Sun Regime Changes Continue

Jonathan Schwartz, Sun’s new COO, is busy placing his stamp on the management of Sun Microsystems, with additional management rearrangements and other strategic changes.

In

David W. Yen, Executive VP, will be in charge of Sun's microprocessors, enterprise systems and SPARC-based volume systems initiatives, unified under the Throughput Systems organization. 

John Fowler becomes acting EVP for Network Systems and CTO for Schwartz.  This includes Intel and AMD processor-based systems with a focus on delivering low-cost, horizontally scaled systems with off-the-shelf components that leverage industry economics.

Anil Gadre was named interim chief marketing officer and Brian Sutphin vice president, corporate development.

Schwartz had already named John Loiacono, a long-time Sun executive, as his own replacement as executive vice president, software.

Laterally Arabesqued

Clarke Masters, formerly Sun's head of large UNIX servers, will now move to run government customer sales.

Out

Mark Tolliver, chief marketing and strategy officer (replaced by Gadre and Sutphin).

Neil Knox, executive vice president, volume systems products (replaced, at least for now, with John Fowler).

Both “have decided to leave the company to pursue other interests.”

Out And Away

Rich Green, the former Sun Java chief who negotiated the Sun-Microsoft settlement, has been spotted en route to his new job, as EVP of Product Development at software start-up Cassatt.  We’ve been hearing from them since Bill Coleman (ex of Sun and a founder of BEA) joined Cassatt, with whispers that Cassatt would be hot, very hot, in the new field we call Virtual Computing (systems management/virtualization/automation, etc.).  Cassatt is rumored to have a number of ex-Sun staffers and a Java point of view.

(For those of you not familiar with the company, it started as United Scale in Minneapolis in 2000, and then changed its name to Cassatt and its headquarters to Menlo Park, California in September 2003.)

Product Changes, Too

Part of the changes at Sun included an announcement that Sun would halt development on the UltraSPARC V (Millennium) and the Gemini chips, laying off a number of engineers and freeing up others to work on the next generation of chips.
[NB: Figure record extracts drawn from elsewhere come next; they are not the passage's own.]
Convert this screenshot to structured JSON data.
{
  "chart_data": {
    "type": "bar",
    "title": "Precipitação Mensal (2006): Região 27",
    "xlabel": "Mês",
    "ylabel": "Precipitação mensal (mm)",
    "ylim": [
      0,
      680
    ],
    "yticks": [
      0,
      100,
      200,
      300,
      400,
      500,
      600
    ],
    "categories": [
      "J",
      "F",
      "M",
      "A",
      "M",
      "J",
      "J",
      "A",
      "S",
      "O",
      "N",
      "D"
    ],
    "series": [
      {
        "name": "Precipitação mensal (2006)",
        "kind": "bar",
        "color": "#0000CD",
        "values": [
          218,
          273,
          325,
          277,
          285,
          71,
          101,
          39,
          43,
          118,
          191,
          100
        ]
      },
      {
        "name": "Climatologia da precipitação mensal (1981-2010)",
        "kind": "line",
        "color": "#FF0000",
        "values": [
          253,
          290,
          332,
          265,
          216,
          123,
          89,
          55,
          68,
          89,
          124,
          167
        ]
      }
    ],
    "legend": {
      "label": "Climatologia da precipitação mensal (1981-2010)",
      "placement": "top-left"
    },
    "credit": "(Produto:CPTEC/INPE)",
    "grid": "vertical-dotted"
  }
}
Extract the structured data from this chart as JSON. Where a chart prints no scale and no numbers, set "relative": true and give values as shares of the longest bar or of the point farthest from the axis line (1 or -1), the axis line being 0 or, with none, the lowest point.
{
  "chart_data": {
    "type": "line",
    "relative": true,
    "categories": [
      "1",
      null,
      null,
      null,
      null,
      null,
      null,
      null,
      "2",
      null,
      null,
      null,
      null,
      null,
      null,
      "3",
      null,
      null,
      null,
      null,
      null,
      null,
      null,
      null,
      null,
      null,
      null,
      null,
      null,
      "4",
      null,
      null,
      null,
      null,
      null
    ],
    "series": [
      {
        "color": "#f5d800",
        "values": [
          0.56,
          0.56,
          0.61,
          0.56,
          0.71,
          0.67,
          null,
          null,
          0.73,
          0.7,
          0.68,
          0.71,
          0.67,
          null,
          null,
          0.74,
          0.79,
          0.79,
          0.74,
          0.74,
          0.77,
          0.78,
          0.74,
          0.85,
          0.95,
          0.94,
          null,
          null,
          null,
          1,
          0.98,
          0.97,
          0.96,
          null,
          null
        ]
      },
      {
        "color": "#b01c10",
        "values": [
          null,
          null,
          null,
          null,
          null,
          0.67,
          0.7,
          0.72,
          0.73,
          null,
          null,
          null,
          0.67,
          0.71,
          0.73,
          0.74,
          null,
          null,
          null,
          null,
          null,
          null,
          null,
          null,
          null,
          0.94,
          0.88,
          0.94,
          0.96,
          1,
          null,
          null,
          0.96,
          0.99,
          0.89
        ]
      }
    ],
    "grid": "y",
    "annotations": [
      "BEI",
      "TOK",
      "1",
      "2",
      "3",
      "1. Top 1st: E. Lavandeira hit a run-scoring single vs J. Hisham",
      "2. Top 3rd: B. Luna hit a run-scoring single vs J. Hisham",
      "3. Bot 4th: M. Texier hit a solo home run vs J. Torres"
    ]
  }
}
This is viewed as part of a set of decisions to trim costs and to move on to the Rock and Niagara processors, which were next in line. 

We’ll leave it to the hardware specialists to speculate whether this leaves a temporary hole in Sun’s product offering or whether they can speed up production of the next generation enough to keep customers happily waiting.  It’s a competitive market and we heard that IBM, which has new versions of its POWER chip ready to go, was quite happy to hear the news.  Sun may simply partner more (in a more cost effective way) to get the processors it needs.  Certainly AMD, Intel, and Sun partner Fujitsu are happy to help.

New Throughput Computing chief Yen writes the timeline/product change off to a move to consolidate resources behind the Throughput initiative.  That will make those schedules and its success now much more important for Sun.

Sun has also made another one of its innovative software pricing changes that we suspect are hallmarks of Jonathan Schwartz’s thinking.  (In fact, he alluded to more software pricing changes to come when he met with software analysts in March.)  This time Sun is offering bulk subscription prices for Solaris on –x86.  Customers can buy licenses in volumes of 100 ($50,000 per year), 500 or 2,000 ($800,000 per year) units.  Support is included.  Now here’s the kicker:  pricing is per system, regardless of the number of cpu’s; a one-way and a four-way (the limit) are the same price.  This makes Solaris on –x86 cheaper than Red Hat Linux or Windows (or buying Solaris licenses separately and then adding support).  Sun is hoping, we hear, that customers will decide that Solaris, not Linux, is the best form of UNIX for the –x86 platform.  We are sure that some customers, who prefer Solaris to Linux, will be very pleased with this new pricing.  Whether it will change the long-term market trend toward Linux and away from many flavors of UNIX is quite another matter.  We’ll wait for the market to vote.